Minggu, 01 Agustus 2010

Sympatiethic Trip

Sympatiethic Trip
Sympatiethic Trip atau trip bersamaan menjadi catatan tersendiri dan perlu mendapatkan perhatian khusus karena secara logika setiap penyulang telah memiliki sistem proteksi masing-masing, dan apabila terjadi gagguan pada suatu penyulang yang bersangkutan semestinya gangguan tersebut sudah bisa dilokalisir oleh system proteksi dari penyulang tersebut, namun nyatanya khasus Sympatiethic Trip ini masih saja sering terjadi. Hal ini disebabkan karena system jaringan yang Double Circuit (DCC) sehingga gangguan tidak dapat dihindari lagi, kegagalan/ keterlambatan mekanik PMT untuk melokalisasi gangguan atau karena kurang berfungsinya dengan baik system proteksi penyulang tersebut.

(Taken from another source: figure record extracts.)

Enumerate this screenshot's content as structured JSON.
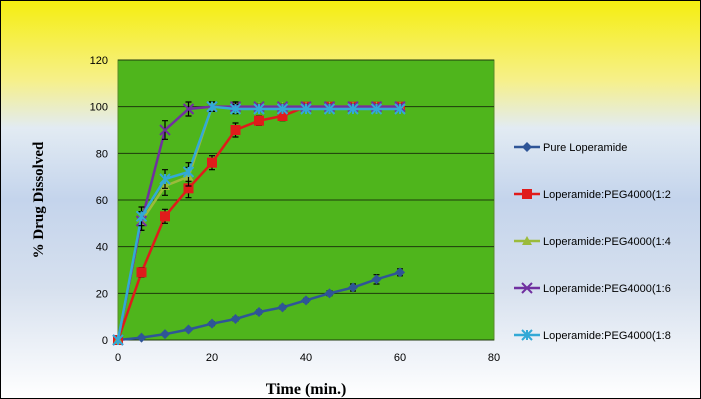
{
  "chart_data": {
    "type": "line",
    "title": "",
    "xlabel": "Time (min.)",
    "ylabel": "% Drug Dissolved",
    "xlim": [
      0,
      80
    ],
    "ylim": [
      0,
      120
    ],
    "xticks": [
      0,
      20,
      40,
      60,
      80
    ],
    "yticks": [
      0,
      20,
      40,
      60,
      80,
      100,
      120
    ],
    "grid": true,
    "legend_position": "right",
    "plot_background": "#4fb51c",
    "series": [
      {
        "name": "Pure Loperamide",
        "color": "#2f5597",
        "marker": "diamond",
        "x": [
          0,
          5,
          10,
          15,
          20,
          25,
          30,
          35,
          40,
          45,
          50,
          55,
          60
        ],
        "y": [
          0,
          1,
          2.5,
          4.5,
          7,
          9,
          12,
          14,
          17,
          20,
          22.5,
          26,
          29
        ],
        "err": [
          0,
          0.5,
          0.5,
          0.5,
          0.8,
          0.8,
          0.8,
          0.8,
          0.8,
          1,
          1.5,
          2,
          1.5
        ]
      },
      {
        "name": "Loperamide:PEG4000(1:2",
        "color": "#e01b1b",
        "marker": "square",
        "x": [
          0,
          5,
          10,
          15,
          20,
          25,
          30,
          35,
          40,
          45,
          50,
          55,
          60
        ],
        "y": [
          0,
          29,
          53,
          65,
          76,
          90,
          94,
          96,
          100,
          100,
          100,
          100,
          100
        ],
        "err": [
          0,
          2,
          3,
          4,
          3,
          3,
          2,
          2,
          1,
          1,
          1,
          1,
          1
        ]
      },
      {
        "name": "Loperamide:PEG4000(1:4",
        "color": "#9bbb3b",
        "marker": "triangle",
        "x": [
          0,
          5,
          10,
          15,
          20,
          25,
          30,
          35,
          40,
          45,
          50,
          55,
          60
        ],
        "y": [
          0,
          51,
          66,
          70,
          100,
          100,
          100,
          100,
          100,
          100,
          100,
          100,
          100
        ],
        "err": [
          0,
          4,
          4,
          4,
          2,
          2,
          1,
          1,
          1,
          1,
          1,
          1,
          1
        ]
      },
      {
        "name": "Loperamide:PEG4000(1:6",
        "color": "#7030a0",
        "marker": "x",
        "x": [
          0,
          5,
          10,
          15,
          20,
          25,
          30,
          35,
          40,
          45,
          50,
          55,
          60
        ],
        "y": [
          0,
          51,
          90,
          99,
          100,
          100,
          100,
          100,
          100,
          100,
          100,
          100,
          100
        ],
        "err": [
          0,
          4,
          4,
          3,
          2,
          2,
          1,
          1,
          1,
          1,
          1,
          1,
          1
        ]
      },
      {
        "name": "Loperamide:PEG4000(1:8",
        "color": "#33a9d6",
        "marker": "star",
        "x": [
          0,
          5,
          10,
          15,
          20,
          25,
          30,
          35,
          40,
          45,
          50,
          55,
          60
        ],
        "y": [
          0,
          53,
          69,
          72,
          100,
          99,
          99,
          99,
          99,
          99,
          99,
          99,
          99
        ],
        "err": [
          0,
          4,
          4,
          4,
          2,
          2,
          1,
          1,
          1,
          1,
          1,
          1,
          1
        ]
      }
    ]
  }
}
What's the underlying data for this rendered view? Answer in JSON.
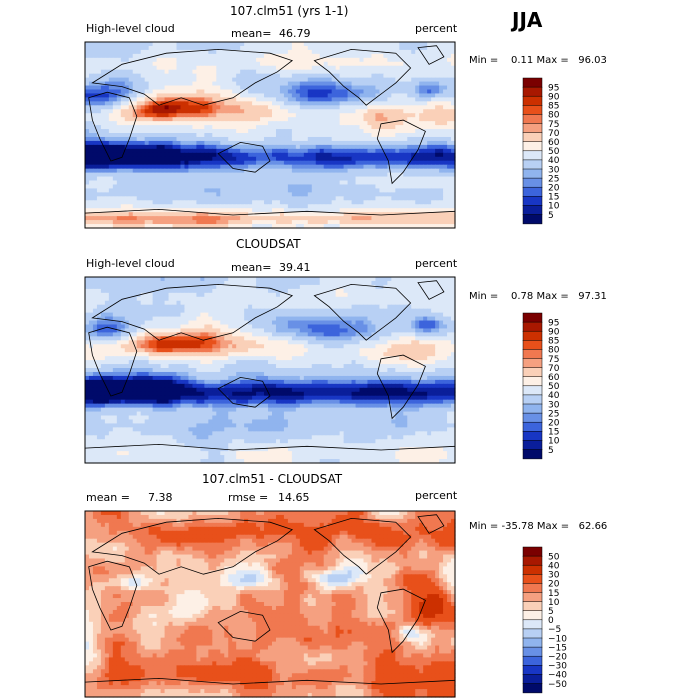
{
  "season": "JJA",
  "panels": [
    {
      "title": "107.clm51 (yrs 1-1)",
      "left_label": "High-level cloud",
      "mean_text": "mean=",
      "mean_value": "46.79",
      "right_label": "percent",
      "min_max": "Min =    0.11 Max =   96.03"
    },
    {
      "title": "CLOUDSAT",
      "left_label": "High-level cloud",
      "mean_text": "mean=",
      "mean_value": "39.41",
      "right_label": "percent",
      "min_max": "Min =    0.78 Max =   97.31"
    },
    {
      "title": "107.clm51 - CLOUDSAT",
      "left_label": "mean =",
      "left_value": "7.38",
      "mean_text": "rmse =",
      "mean_value": "14.65",
      "right_label": "percent",
      "min_max": "Min = -35.78 Max =   62.66"
    }
  ],
  "colorbars": [
    {
      "labels": [
        "95",
        "90",
        "85",
        "80",
        "75",
        "70",
        "60",
        "50",
        "40",
        "30",
        "25",
        "20",
        "15",
        "10",
        "5"
      ],
      "colors": [
        "#7a0000",
        "#a81800",
        "#cc3000",
        "#e8501a",
        "#f07850",
        "#f5a080",
        "#fad0b8",
        "#fdf0e6",
        "#dce8f8",
        "#b8d0f4",
        "#90b4ee",
        "#6890e6",
        "#3c64dc",
        "#1836c4",
        "#0a1e9a",
        "#000a6a"
      ]
    },
    {
      "labels": [
        "95",
        "90",
        "85",
        "80",
        "75",
        "70",
        "60",
        "50",
        "40",
        "30",
        "25",
        "20",
        "15",
        "10",
        "5"
      ],
      "colors": [
        "#7a0000",
        "#a81800",
        "#cc3000",
        "#e8501a",
        "#f07850",
        "#f5a080",
        "#fad0b8",
        "#fdf0e6",
        "#dce8f8",
        "#b8d0f4",
        "#90b4ee",
        "#6890e6",
        "#3c64dc",
        "#1836c4",
        "#0a1e9a",
        "#000a6a"
      ]
    },
    {
      "labels": [
        "50",
        "40",
        "30",
        "20",
        "15",
        "10",
        "5",
        "0",
        "−5",
        "−10",
        "−15",
        "−20",
        "−30",
        "−40",
        "−50"
      ],
      "colors": [
        "#7a0000",
        "#a81800",
        "#cc3000",
        "#e8501a",
        "#f07850",
        "#f5a080",
        "#fad0b8",
        "#fdf0e6",
        "#dce8f8",
        "#b8d0f4",
        "#90b4ee",
        "#6890e6",
        "#3c64dc",
        "#1836c4",
        "#0a1e9a",
        "#000a6a"
      ]
    }
  ],
  "chart_data": [
    {
      "type": "heatmap",
      "title": "107.clm51 (yrs 1-1)",
      "variable": "High-level cloud",
      "units": "percent",
      "mean": 46.79,
      "min": 0.11,
      "max": 96.03,
      "levels": [
        5,
        10,
        15,
        20,
        25,
        30,
        40,
        50,
        60,
        70,
        75,
        80,
        85,
        90,
        95
      ]
    },
    {
      "type": "heatmap",
      "title": "CLOUDSAT",
      "variable": "High-level cloud",
      "units": "percent",
      "mean": 39.41,
      "min": 0.78,
      "max": 97.31,
      "levels": [
        5,
        10,
        15,
        20,
        25,
        30,
        40,
        50,
        60,
        70,
        75,
        80,
        85,
        90,
        95
      ]
    },
    {
      "type": "heatmap",
      "title": "107.clm51 - CLOUDSAT",
      "units": "percent",
      "mean": 7.38,
      "rmse": 14.65,
      "min": -35.78,
      "max": 62.66,
      "levels": [
        -50,
        -40,
        -30,
        -20,
        -15,
        -10,
        -5,
        0,
        5,
        10,
        15,
        20,
        30,
        40,
        50
      ]
    }
  ]
}
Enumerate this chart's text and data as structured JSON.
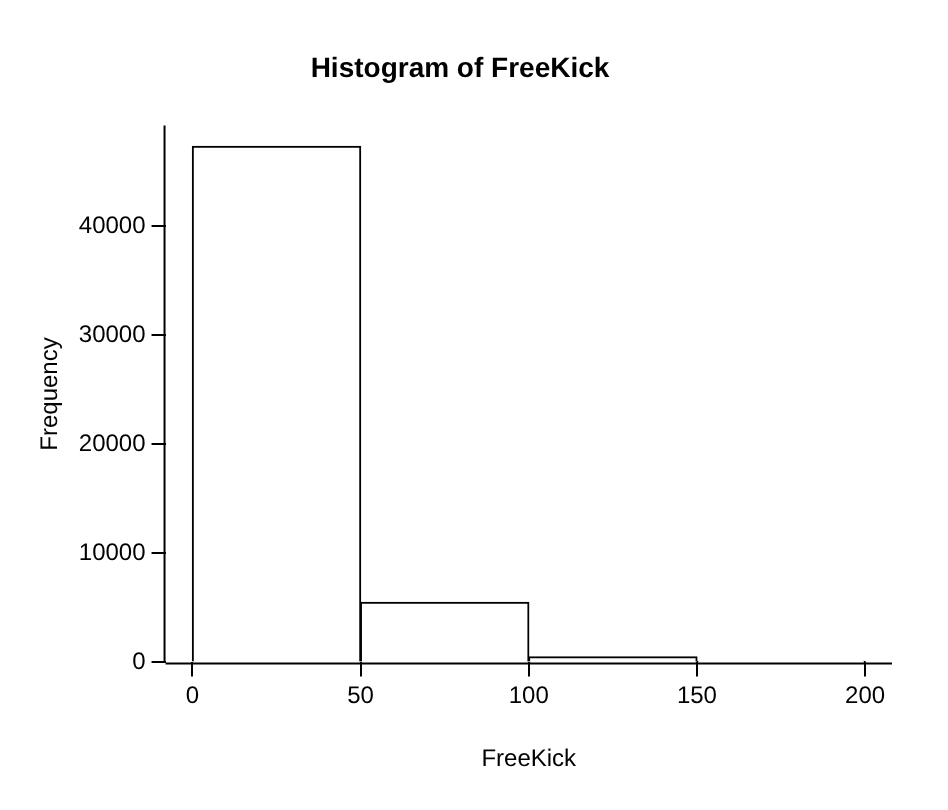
{
  "chart_data": {
    "type": "histogram",
    "title": "Histogram of FreeKick",
    "xlabel": "FreeKick",
    "ylabel": "Frequency",
    "bins": [
      0,
      50,
      100,
      150,
      200
    ],
    "values": [
      47300,
      5500,
      500,
      100
    ],
    "color": "#ffffff",
    "xlim": [
      -8,
      208
    ],
    "xticks": [
      0,
      50,
      100,
      150,
      200
    ],
    "ylim": [
      0,
      49200
    ],
    "yticks": [
      0,
      10000,
      20000,
      30000,
      40000
    ],
    "grid": false,
    "legend": false
  }
}
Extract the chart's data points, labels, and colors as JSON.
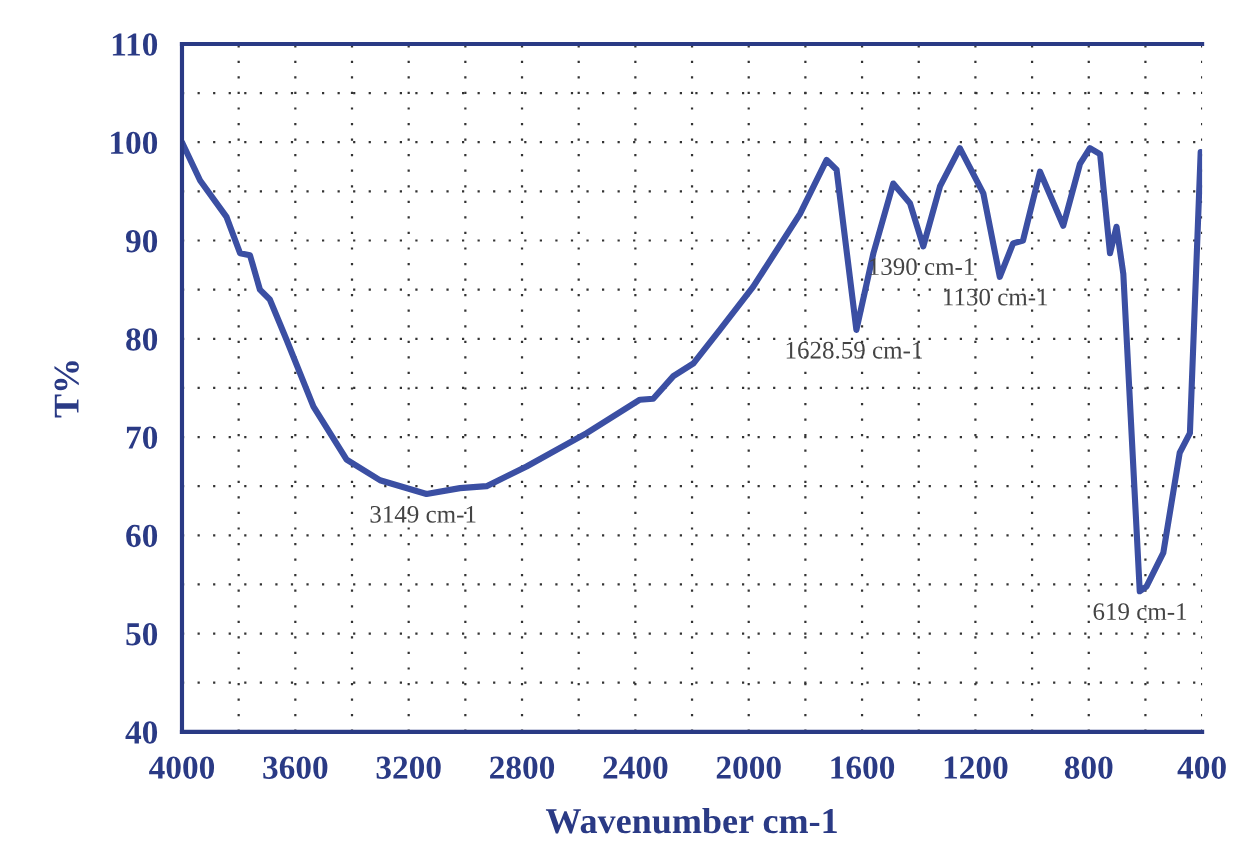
{
  "chart_data": {
    "type": "line",
    "xlabel": "Wavenumber cm-1",
    "ylabel": "T%",
    "xlim": [
      4000,
      400
    ],
    "xticks": [
      4000,
      3600,
      3200,
      2800,
      2400,
      2000,
      1600,
      1200,
      800,
      400
    ],
    "ylim": [
      40,
      110
    ],
    "yticks": [
      40,
      50,
      60,
      70,
      80,
      90,
      100,
      110
    ],
    "grid": true,
    "line_style": "solid",
    "marker": "none",
    "series": [
      {
        "color": "#3b4fa3",
        "x": [
          4000,
          3936,
          3843,
          3795,
          3760,
          3725,
          3690,
          3631,
          3536,
          3419,
          3301,
          3137,
          3019,
          2925,
          2784,
          2572,
          2384,
          2337,
          2266,
          2195,
          2102,
          1984,
          1819,
          1725,
          1690,
          1620,
          1560,
          1490,
          1431,
          1384,
          1325,
          1255,
          1172,
          1114,
          1067,
          1032,
          972,
          890,
          831,
          796,
          760,
          725,
          702,
          678,
          620,
          596,
          537,
          479,
          443,
          405,
          400
        ],
        "values": [
          100,
          96.1,
          92.4,
          88.7,
          88.5,
          85,
          84,
          79.9,
          73.1,
          67.7,
          65.6,
          64.2,
          64.8,
          65,
          67,
          70.4,
          73.8,
          73.9,
          76.2,
          77.5,
          80.9,
          85.3,
          92.7,
          98.2,
          97.2,
          80.9,
          88.7,
          95.8,
          93.8,
          89.4,
          95.5,
          99.4,
          94.8,
          86.3,
          89.7,
          90,
          97,
          91.5,
          97.8,
          99.4,
          98.8,
          88.7,
          91.4,
          86.6,
          54.3,
          54.8,
          58.2,
          68.4,
          70.4,
          99,
          95
        ]
      }
    ],
    "annotations": [
      {
        "text": "3149 cm-1",
        "x": 3149,
        "y": 64.2
      },
      {
        "text": "1628.59 cm-1",
        "x": 1628.59,
        "y": 80.9
      },
      {
        "text": "1390 cm-1",
        "x": 1390,
        "y": 89.4
      },
      {
        "text": "1130 cm-1",
        "x": 1130,
        "y": 86.3
      },
      {
        "text": "619 cm-1",
        "x": 619,
        "y": 54.3
      }
    ]
  }
}
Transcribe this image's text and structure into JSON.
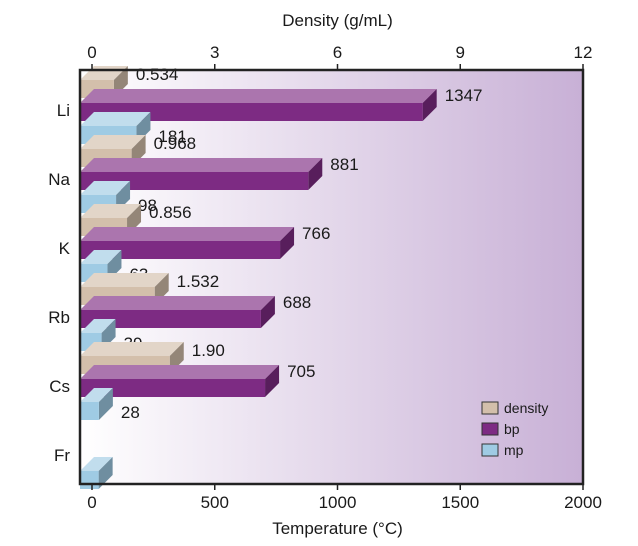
{
  "chart_data": {
    "type": "bar",
    "orientation": "horizontal",
    "categories": [
      "Li",
      "Na",
      "K",
      "Rb",
      "Cs",
      "Fr"
    ],
    "series": [
      {
        "name": "density",
        "axis": "top",
        "values": [
          0.534,
          0.968,
          0.856,
          1.532,
          1.9,
          null
        ],
        "labels": [
          "0.534",
          "0.968",
          "0.856",
          "1.532",
          "1.90",
          ""
        ]
      },
      {
        "name": "bp",
        "axis": "bottom",
        "values": [
          1347,
          881,
          766,
          688,
          705,
          null
        ],
        "labels": [
          "1347",
          "881",
          "766",
          "688",
          "705",
          ""
        ]
      },
      {
        "name": "mp",
        "axis": "bottom",
        "values": [
          181,
          98,
          63,
          39,
          28,
          27
        ],
        "labels": [
          "181",
          "98",
          "63",
          "39",
          "28",
          ""
        ]
      }
    ],
    "top_axis": {
      "label": "Density (g/mL)",
      "range": [
        0,
        12
      ],
      "ticks": [
        "0",
        "3",
        "6",
        "9",
        "12"
      ]
    },
    "bottom_axis": {
      "label": "Temperature (°C)",
      "range": [
        0,
        2000
      ],
      "ticks": [
        "0",
        "500",
        "1000",
        "1500",
        "2000"
      ]
    },
    "legend_position": "bottom-right",
    "colors": {
      "density": "#d3bfab",
      "bp": "#7d2b83",
      "mp": "#9fcbe4",
      "background_start": "#ffffff",
      "background_end": "#c8b0d6"
    }
  }
}
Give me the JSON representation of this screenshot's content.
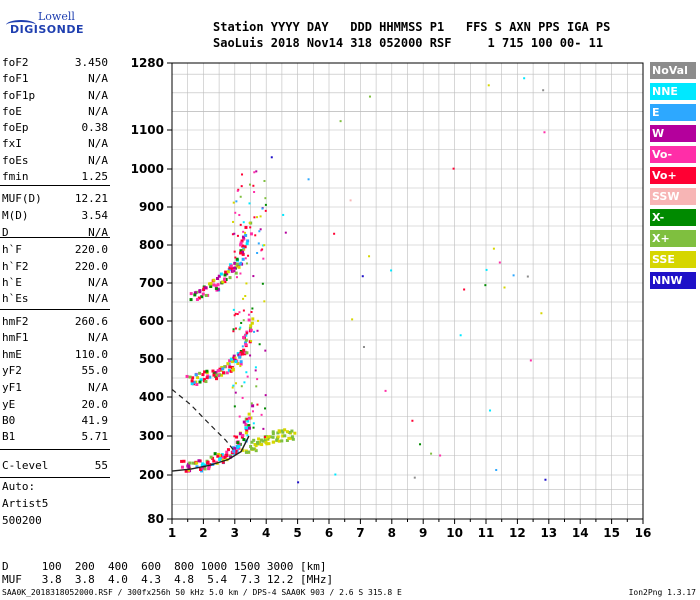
{
  "logo": {
    "line1": "Lowell",
    "line2": "DIGISONDE"
  },
  "header": {
    "line1": "Station YYYY DAY   DDD HHMMSS P1   FFS S AXN PPS IGA PS",
    "line2": "SaoLuis 2018 Nov14 318 052000 RSF     1 715 100 00- 11"
  },
  "params": [
    {
      "k": "foF2",
      "v": "3.450"
    },
    {
      "k": "foF1",
      "v": "N/A"
    },
    {
      "k": "foF1p",
      "v": "N/A"
    },
    {
      "k": "foE",
      "v": "N/A"
    },
    {
      "k": "foEp",
      "v": "0.38"
    },
    {
      "k": "fxI",
      "v": "N/A"
    },
    {
      "k": "foEs",
      "v": "N/A"
    },
    {
      "k": "fmin",
      "v": "1.25"
    },
    {
      "k": "MUF(D)",
      "v": "12.21"
    },
    {
      "k": "M(D)",
      "v": "3.54"
    },
    {
      "k": "D",
      "v": "N/A"
    },
    {
      "k": "h`F",
      "v": "220.0"
    },
    {
      "k": "h`F2",
      "v": "220.0"
    },
    {
      "k": "h`E",
      "v": "N/A"
    },
    {
      "k": "h`Es",
      "v": "N/A"
    },
    {
      "k": "hmF2",
      "v": "260.6"
    },
    {
      "k": "hmF1",
      "v": "N/A"
    },
    {
      "k": "hmE",
      "v": "110.0"
    },
    {
      "k": "yF2",
      "v": "55.0"
    },
    {
      "k": "yF1",
      "v": "N/A"
    },
    {
      "k": "yE",
      "v": "20.0"
    },
    {
      "k": "B0",
      "v": "41.9"
    },
    {
      "k": "B1",
      "v": "5.71"
    },
    {
      "k": "C-level",
      "v": "55"
    }
  ],
  "auto": {
    "l1": "Auto:",
    "l2": "Artist5",
    "l3": "500200"
  },
  "legend": [
    {
      "label": "NoVal",
      "color": "#8c8c8c"
    },
    {
      "label": "NNE",
      "color": "#00e8ff"
    },
    {
      "label": "E",
      "color": "#2da8ff"
    },
    {
      "label": "W",
      "color": "#b4009c"
    },
    {
      "label": "Vo-",
      "color": "#ff2ea8"
    },
    {
      "label": "Vo+",
      "color": "#ff0033"
    },
    {
      "label": "SSW",
      "color": "#f7b5b5"
    },
    {
      "label": "X-",
      "color": "#008a00"
    },
    {
      "label": "X+",
      "color": "#7fbf3f"
    },
    {
      "label": "SSE",
      "color": "#d6d600"
    },
    {
      "label": "NNW",
      "color": "#1e10c8"
    }
  ],
  "muf_table": {
    "d_row": "D     100  200  400  600  800 1000 1500 3000 [km]",
    "muf_row": "MUF   3.8  3.8  4.0  4.3  4.8  5.4  7.3 12.2 [MHz]"
  },
  "footer": "SAA0K_2018318052000.RSF / 300fx256h 50 kHz 5.0 km / DPS-4 SAA0K 903 / 2.6 S 315.8 E",
  "version": "Ion2Png 1.3.17",
  "chart_data": {
    "type": "scatter",
    "x_ticks": [
      1,
      2,
      3,
      4,
      5,
      6,
      7,
      8,
      9,
      10,
      11,
      12,
      13,
      14,
      15,
      16
    ],
    "y_ticks": [
      80,
      200,
      300,
      400,
      500,
      600,
      700,
      800,
      900,
      1000,
      1100,
      1280
    ],
    "xlim": [
      1,
      16
    ],
    "ylim": [
      80,
      1280
    ],
    "grid": true,
    "traces": [
      {
        "name": "O-trace 1st hop",
        "x": [
          1.3,
          1.7,
          2.0,
          2.3,
          2.6,
          2.9,
          3.1,
          3.3,
          3.45
        ],
        "y": [
          225,
          228,
          232,
          240,
          250,
          265,
          285,
          320,
          370
        ]
      },
      {
        "name": "O-trace 2nd hop",
        "x": [
          1.5,
          1.9,
          2.3,
          2.6,
          2.9,
          3.1,
          3.3,
          3.45
        ],
        "y": [
          450,
          455,
          462,
          475,
          490,
          510,
          545,
          610
        ]
      },
      {
        "name": "O-trace 3rd hop",
        "x": [
          1.6,
          2.0,
          2.4,
          2.7,
          3.0,
          3.2,
          3.4
        ],
        "y": [
          670,
          680,
          700,
          720,
          750,
          790,
          850
        ]
      },
      {
        "name": "X-trace 1st hop",
        "x": [
          3.3,
          3.6,
          3.9,
          4.2,
          4.5,
          4.8
        ],
        "y": [
          270,
          280,
          295,
          300,
          305,
          310
        ]
      }
    ],
    "profile_curve": {
      "x": [
        1.0,
        1.6,
        2.2,
        2.8,
        3.2,
        3.45
      ],
      "y": [
        210,
        215,
        225,
        240,
        260,
        300
      ]
    },
    "dashed_curve": {
      "x": [
        1.0,
        1.6,
        2.2,
        2.7,
        3.0
      ],
      "y": [
        420,
        380,
        330,
        290,
        260
      ]
    }
  }
}
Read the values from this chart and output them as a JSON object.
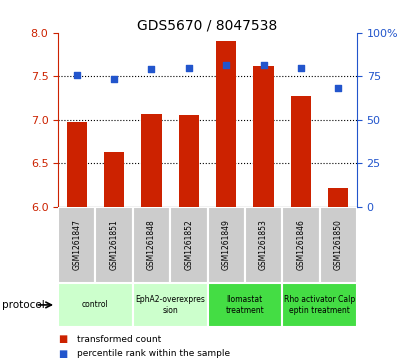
{
  "title": "GDS5670 / 8047538",
  "samples": [
    "GSM1261847",
    "GSM1261851",
    "GSM1261848",
    "GSM1261852",
    "GSM1261849",
    "GSM1261853",
    "GSM1261846",
    "GSM1261850"
  ],
  "bar_values": [
    6.97,
    6.63,
    7.07,
    7.06,
    7.9,
    7.62,
    7.27,
    6.22
  ],
  "scatter_values": [
    75.5,
    73.5,
    79.0,
    79.5,
    81.5,
    81.5,
    80.0,
    68.0
  ],
  "ylim_left": [
    6.0,
    8.0
  ],
  "ylim_right": [
    0,
    100
  ],
  "yticks_left": [
    6.0,
    6.5,
    7.0,
    7.5,
    8.0
  ],
  "yticks_right": [
    0,
    25,
    50,
    75,
    100
  ],
  "bar_color": "#cc2200",
  "scatter_color": "#2255cc",
  "bar_bottom": 6.0,
  "protocols": [
    {
      "label": "control",
      "indices": [
        0,
        1
      ],
      "color": "#ccffcc"
    },
    {
      "label": "EphA2-overexpres\nsion",
      "indices": [
        2,
        3
      ],
      "color": "#ccffcc"
    },
    {
      "label": "Ilomastat\ntreatment",
      "indices": [
        4,
        5
      ],
      "color": "#44dd44"
    },
    {
      "label": "Rho activator Calp\neptin treatment",
      "indices": [
        6,
        7
      ],
      "color": "#44dd44"
    }
  ],
  "protocol_label": "protocol",
  "legend_bar_label": "transformed count",
  "legend_scatter_label": "percentile rank within the sample",
  "tick_label_color_left": "#cc2200",
  "tick_label_color_right": "#2255cc",
  "grid_lines": [
    6.5,
    7.0,
    7.5
  ],
  "bar_width": 0.55,
  "sample_box_color": "#cccccc",
  "fig_width": 4.15,
  "fig_height": 3.63,
  "fig_dpi": 100
}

Oleh sebab itu, sebagai upaya untuk meminimalisasi gangguan Sympatiethic Trip perlu adanya pemantauan dini dan ti ndakan khusus terhadap penyulang-penyulang yang sering mengalami Sympatiethic Trip. Jika ada penyulang yang mengalami khasus Sympatiethic Trip, jika hanya baru terjadi satu kali untuk sementara kita lakukan ppemantauan terlabih dahulu, namun jika sudah terjadi beberapa kali, perlu dipastikan penyabab gangguan Sympatiethic Trip tersebut karena Over Current Relay (OCR) atau Dirrectional Ground Fault Relay (DGR). Jika penyebab gangguan adlah karena OCR maka kita bisa konfirmasikan kepada pihak-pihak terkait. Sebab jika penyebab gangguannya adalah OCR, logikanya kedua penyulang yang mengalami Sympatiethic Trip tersebut memang kebetulan mengalami gangguan OCR pada saat bersamaan atau memang DCC sehingga gangguan trip bersamaan tidak dapat dihindari lagi.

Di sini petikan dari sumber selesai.